Is single-user mode (SUM) dead?

It’s not that long ago that, every few days, I’d have to restart my Mac in single-user mode (SUM). It has been some years since I last did that, and – on this iMac Pro at least – I won’t be able to repeat it. Macs with T2 chips don’t do SUM any more, at least not in the same way.

Entering SUM is a matter of holding Command-S during startup. Instead of macOS booting up with its plethora of services and the GUI, the Mac stops far short and leaves you with just a command prompt. The most common reason for doing this was to run fsck to check and repair the boot disk, something which many users did after every hard crash. And those were not infrequent in early releases of Mac OS X, long before Apple invented Recovery Mode.

Even with Recovery Mode available, there have still been some reasons for wanting to enter SUM. One of them has been to run command tools to check memory for faults, as in SUM the system takes as little memory as possible, allowing you to run checks on all the rest. Sometimes fsck run from SUM could fix problems which Disk Utility in Recovery Mode couldn’t. But for many users, starting in Recovery supplanted any need for SUM.

One important difference between SUM and Recovery Mode are the tools available to you: unless you mount your normal startup volume in Recovery Mode, the only command tools you can access are those supplied as standard in the Recovery Volume, and that’s a deliberately very small sub-set of what you normally have available.

SUM started to get more tricky when Macs shipped with Fusion Drives. When formatted in HFS+, those use CoreStorage to manage the constituent SSD and hard disk, and that made fscking in SUM a much bigger gamble. If you weren’t very careful, and a little lucky, you could end up having to reformat the Fusion Drive from scratch. I think that’s probably when I stopped using SUM and fsck.

More recently, starting up with Command-R-S held has entered ‘SUM in Recovery’, which takes you straight into the command line, but it’s still fundamentally limited to what’s available in Recovery Mode unless you start mounting additional volumes. Some users have found that helpful, for example for changing SIP settings.

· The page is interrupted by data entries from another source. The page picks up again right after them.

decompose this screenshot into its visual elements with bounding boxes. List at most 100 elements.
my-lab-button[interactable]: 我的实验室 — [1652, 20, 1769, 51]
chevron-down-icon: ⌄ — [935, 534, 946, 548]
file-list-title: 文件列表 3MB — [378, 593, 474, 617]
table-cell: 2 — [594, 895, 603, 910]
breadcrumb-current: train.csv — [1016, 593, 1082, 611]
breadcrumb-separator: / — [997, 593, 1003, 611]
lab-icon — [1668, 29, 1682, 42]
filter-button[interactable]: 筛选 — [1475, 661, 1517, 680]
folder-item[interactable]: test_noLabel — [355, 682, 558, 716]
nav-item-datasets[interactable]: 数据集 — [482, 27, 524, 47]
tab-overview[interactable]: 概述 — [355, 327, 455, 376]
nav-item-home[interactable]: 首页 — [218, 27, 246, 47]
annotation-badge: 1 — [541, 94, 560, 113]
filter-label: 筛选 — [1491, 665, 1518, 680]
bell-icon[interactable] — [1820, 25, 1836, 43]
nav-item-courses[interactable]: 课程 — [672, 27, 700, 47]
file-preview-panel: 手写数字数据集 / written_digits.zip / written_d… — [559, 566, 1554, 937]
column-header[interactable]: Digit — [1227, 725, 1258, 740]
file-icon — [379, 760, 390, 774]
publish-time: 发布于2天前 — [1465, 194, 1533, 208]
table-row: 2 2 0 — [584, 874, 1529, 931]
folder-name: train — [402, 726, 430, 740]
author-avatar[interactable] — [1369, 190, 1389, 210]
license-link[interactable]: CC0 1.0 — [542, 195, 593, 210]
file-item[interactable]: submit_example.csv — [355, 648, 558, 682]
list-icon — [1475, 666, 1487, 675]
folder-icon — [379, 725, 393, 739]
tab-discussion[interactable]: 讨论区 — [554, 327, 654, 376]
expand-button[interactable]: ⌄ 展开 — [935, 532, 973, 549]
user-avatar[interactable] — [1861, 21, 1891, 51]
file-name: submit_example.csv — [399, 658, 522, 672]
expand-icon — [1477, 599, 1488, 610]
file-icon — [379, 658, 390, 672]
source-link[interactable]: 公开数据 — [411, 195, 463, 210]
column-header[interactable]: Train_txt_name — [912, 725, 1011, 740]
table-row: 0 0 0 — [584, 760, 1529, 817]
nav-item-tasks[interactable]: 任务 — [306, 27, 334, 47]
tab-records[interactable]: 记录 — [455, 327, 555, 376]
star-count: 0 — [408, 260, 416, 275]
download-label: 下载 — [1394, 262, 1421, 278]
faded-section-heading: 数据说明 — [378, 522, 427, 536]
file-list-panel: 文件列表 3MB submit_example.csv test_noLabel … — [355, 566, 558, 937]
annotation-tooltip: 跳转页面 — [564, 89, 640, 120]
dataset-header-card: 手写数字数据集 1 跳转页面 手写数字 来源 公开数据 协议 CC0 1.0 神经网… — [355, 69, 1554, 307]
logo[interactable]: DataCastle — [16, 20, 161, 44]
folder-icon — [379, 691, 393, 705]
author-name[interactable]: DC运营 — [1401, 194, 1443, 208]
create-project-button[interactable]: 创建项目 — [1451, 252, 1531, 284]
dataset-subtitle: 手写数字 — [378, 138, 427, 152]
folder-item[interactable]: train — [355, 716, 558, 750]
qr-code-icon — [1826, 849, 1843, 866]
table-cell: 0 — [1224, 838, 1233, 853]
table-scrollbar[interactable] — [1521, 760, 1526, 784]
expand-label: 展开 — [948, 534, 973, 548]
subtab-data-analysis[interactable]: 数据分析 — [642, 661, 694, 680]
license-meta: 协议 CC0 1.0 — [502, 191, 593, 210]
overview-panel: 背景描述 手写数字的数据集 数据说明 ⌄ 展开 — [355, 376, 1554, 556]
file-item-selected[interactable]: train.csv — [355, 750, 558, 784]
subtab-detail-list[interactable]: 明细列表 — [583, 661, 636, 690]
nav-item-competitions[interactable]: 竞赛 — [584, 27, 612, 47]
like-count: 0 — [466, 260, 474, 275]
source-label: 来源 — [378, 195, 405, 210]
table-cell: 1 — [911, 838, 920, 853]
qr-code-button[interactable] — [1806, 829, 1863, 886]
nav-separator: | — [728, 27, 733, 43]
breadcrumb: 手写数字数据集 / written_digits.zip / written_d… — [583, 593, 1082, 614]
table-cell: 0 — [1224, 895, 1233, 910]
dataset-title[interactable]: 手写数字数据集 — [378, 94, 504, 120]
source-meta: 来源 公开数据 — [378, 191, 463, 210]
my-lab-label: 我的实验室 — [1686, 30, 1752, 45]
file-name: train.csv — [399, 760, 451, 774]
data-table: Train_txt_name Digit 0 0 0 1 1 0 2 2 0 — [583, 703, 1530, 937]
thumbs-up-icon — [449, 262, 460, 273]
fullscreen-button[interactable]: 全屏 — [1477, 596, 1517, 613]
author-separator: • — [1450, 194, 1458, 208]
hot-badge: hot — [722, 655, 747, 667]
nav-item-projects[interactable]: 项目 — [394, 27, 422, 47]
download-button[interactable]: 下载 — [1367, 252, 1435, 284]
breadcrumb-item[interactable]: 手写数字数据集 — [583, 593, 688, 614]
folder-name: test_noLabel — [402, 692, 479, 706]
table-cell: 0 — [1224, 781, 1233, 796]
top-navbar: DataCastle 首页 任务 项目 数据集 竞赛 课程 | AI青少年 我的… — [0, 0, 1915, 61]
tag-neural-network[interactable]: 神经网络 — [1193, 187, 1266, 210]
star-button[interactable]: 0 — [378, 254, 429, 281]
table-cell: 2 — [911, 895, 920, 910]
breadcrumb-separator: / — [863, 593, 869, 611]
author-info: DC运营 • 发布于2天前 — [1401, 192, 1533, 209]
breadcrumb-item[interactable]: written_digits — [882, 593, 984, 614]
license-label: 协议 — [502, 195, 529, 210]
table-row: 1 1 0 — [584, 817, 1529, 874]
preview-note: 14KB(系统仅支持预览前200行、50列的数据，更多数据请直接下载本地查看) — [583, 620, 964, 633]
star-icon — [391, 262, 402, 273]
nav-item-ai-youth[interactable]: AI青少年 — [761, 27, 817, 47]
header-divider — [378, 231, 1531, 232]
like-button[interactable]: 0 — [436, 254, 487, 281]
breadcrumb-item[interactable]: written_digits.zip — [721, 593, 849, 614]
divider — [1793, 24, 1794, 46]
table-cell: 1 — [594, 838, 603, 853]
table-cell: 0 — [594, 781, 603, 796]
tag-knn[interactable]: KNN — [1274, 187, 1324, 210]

The biggest problem comes with Macs equipped with a T2 chip, and its Secure Boot. If it were available, a traditional SUM would bypass Secure Boot, so it isn’t allowed if your Mac has a T2 chip: Command-R will take you to Recovery, and that’s as close as your Mac can get, unless you disable Secure Boot by setting the Startup Security Utility to No Security. And you have to do that in Recovery anyway.

Apple details this here, and recommends that, if your Mac has a T2, you:

  1. Start up in Recovery Mode, using Command-R.
  2. Open Disk Utility, select your normal boot volume, and mount it using the Mount command in the File menu, if necessary.
  3. Close Disk Utility and switch to Terminal.
  4. Run your desired commands in Terminal, using tools on your mounted boot volume as required.

Although Apple states that this is true for “recommended settings on current Mac computers”, I see no reason that a current iMac (provided it doesn’t have a Fusion Drive) shouldn’t still support traditional SUM. But there wouldn’t appear to be many situations in which that is preferable over regular Recovery Mode.